Squiggly Careers by Helen Tupper & Sarah Ellis

A relatively new book and one that has attracted a lot of recent media attention. It combines the ideas of the first two books on our list and correctly states that the idea of linear careers is now a thing of the past.

To be truly successful, we must become more skilled navigators of unpredictable career paths than our predecessors. Using the book, your role in this process may be to help your people find answers to five core questions.

  1. What are their values and how can these underpin their new job or career?
  2. What are their natural strengths – the things they are great at which also give them energy – and how can they build their career around these?
  3. What confidence gremlins are they allowing to get in their way and what can they do to overcome them?
  4. Who do they need in their network and how can they go about connecting with them?
  5. What can they do to start exploring all of their options?

 How to Find Fulfilling Work – By Roman Krznaric

A thought-provoking little book from the ever brilliant ‘School of Life’.

Less about identifying strengths and skills and much more about understanding how we want work to contribute meaning to our lives. The book asks some pretty big questions, not unlike the questions many have been asking themselves throughout lockdown.

Not really a ‘How to…’ book this one. It’s potentially far more inspiring and soul nourishing than that.

What Should I Do with My Life? By Po Pronson

The last book in our top five is a collection of real-life career change stories and frankly, it’s absolutely brilliant.

It is packed with the stories of everyday people who have either chosen to change their career or have found themselves in a position of having to. Some did it quickly, while for others it took years. Some were successful, and others were not.
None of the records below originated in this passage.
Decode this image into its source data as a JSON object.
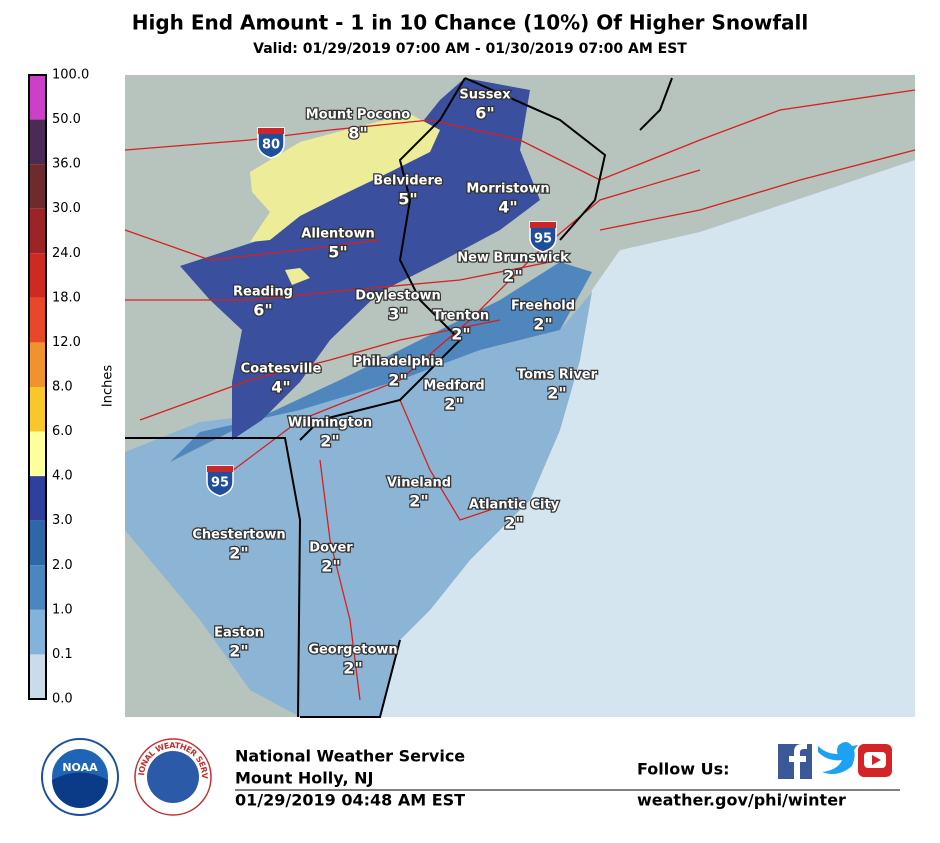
{
  "header": {
    "title": "High End Amount - 1 in 10 Chance (10%) Of Higher Snowfall",
    "subtitle": "Valid: 01/29/2019 07:00 AM - 01/30/2019 07:00 AM EST"
  },
  "legend": {
    "label": "Inches",
    "ticks": [
      "100.0",
      "50.0",
      "36.0",
      "30.0",
      "24.0",
      "18.0",
      "12.0",
      "8.0",
      "6.0",
      "4.0",
      "3.0",
      "2.0",
      "1.0",
      "0.1",
      "0.0"
    ],
    "colors": [
      "#cc3fc8",
      "#4c2a56",
      "#6e2a2c",
      "#9c2426",
      "#cf2a22",
      "#e8472a",
      "#f0922e",
      "#f8c82a",
      "#ffff9e",
      "#2f3f9c",
      "#2e67a8",
      "#4a87c0",
      "#82b3da",
      "#cadcea",
      "#f5f5f5"
    ]
  },
  "cities": [
    {
      "name": "Mount Pocono",
      "amount": "8\""
    },
    {
      "name": "Sussex",
      "amount": "6\""
    },
    {
      "name": "Belvidere",
      "amount": "5\""
    },
    {
      "name": "Morristown",
      "amount": "4\""
    },
    {
      "name": "Allentown",
      "amount": "5\""
    },
    {
      "name": "New Brunswick",
      "amount": "2\""
    },
    {
      "name": "Reading",
      "amount": "6\""
    },
    {
      "name": "Doylestown",
      "amount": "3\""
    },
    {
      "name": "Trenton",
      "amount": "2\""
    },
    {
      "name": "Freehold",
      "amount": "2\""
    },
    {
      "name": "Philadelphia",
      "amount": "2\""
    },
    {
      "name": "Coatesville",
      "amount": "4\""
    },
    {
      "name": "Medford",
      "amount": "2\""
    },
    {
      "name": "Toms River",
      "amount": "2\""
    },
    {
      "name": "Wilmington",
      "amount": "2\""
    },
    {
      "name": "Vineland",
      "amount": "2\""
    },
    {
      "name": "Atlantic City",
      "amount": "2\""
    },
    {
      "name": "Chestertown",
      "amount": "2\""
    },
    {
      "name": "Dover",
      "amount": "2\""
    },
    {
      "name": "Easton",
      "amount": "2\""
    },
    {
      "name": "Georgetown",
      "amount": "2\""
    }
  ],
  "shields": [
    "80",
    "95",
    "95"
  ],
  "footer": {
    "noaa": "NOAA",
    "nws": "NATIONAL WEATHER SERVICE",
    "org": "National Weather Service",
    "office": "Mount Holly, NJ",
    "issued": "01/29/2019 04:48 AM EST",
    "follow": "Follow Us:",
    "url": "weather.gov/phi/winter"
  }
}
Whatever their outcome, the reader is bound to connect with several of the stories and the individuals who have lived them, who unknowingly then go on to become silent mentors.

As an extra bonus, at the back of the book is a long series of questions that challenge the reader to consider their career, what it means, what might be next and how to press on.

Summary

We hope this is a useful list if people are turning to you for guidance or even if you have found yourself in the unwanted position of needing a new job.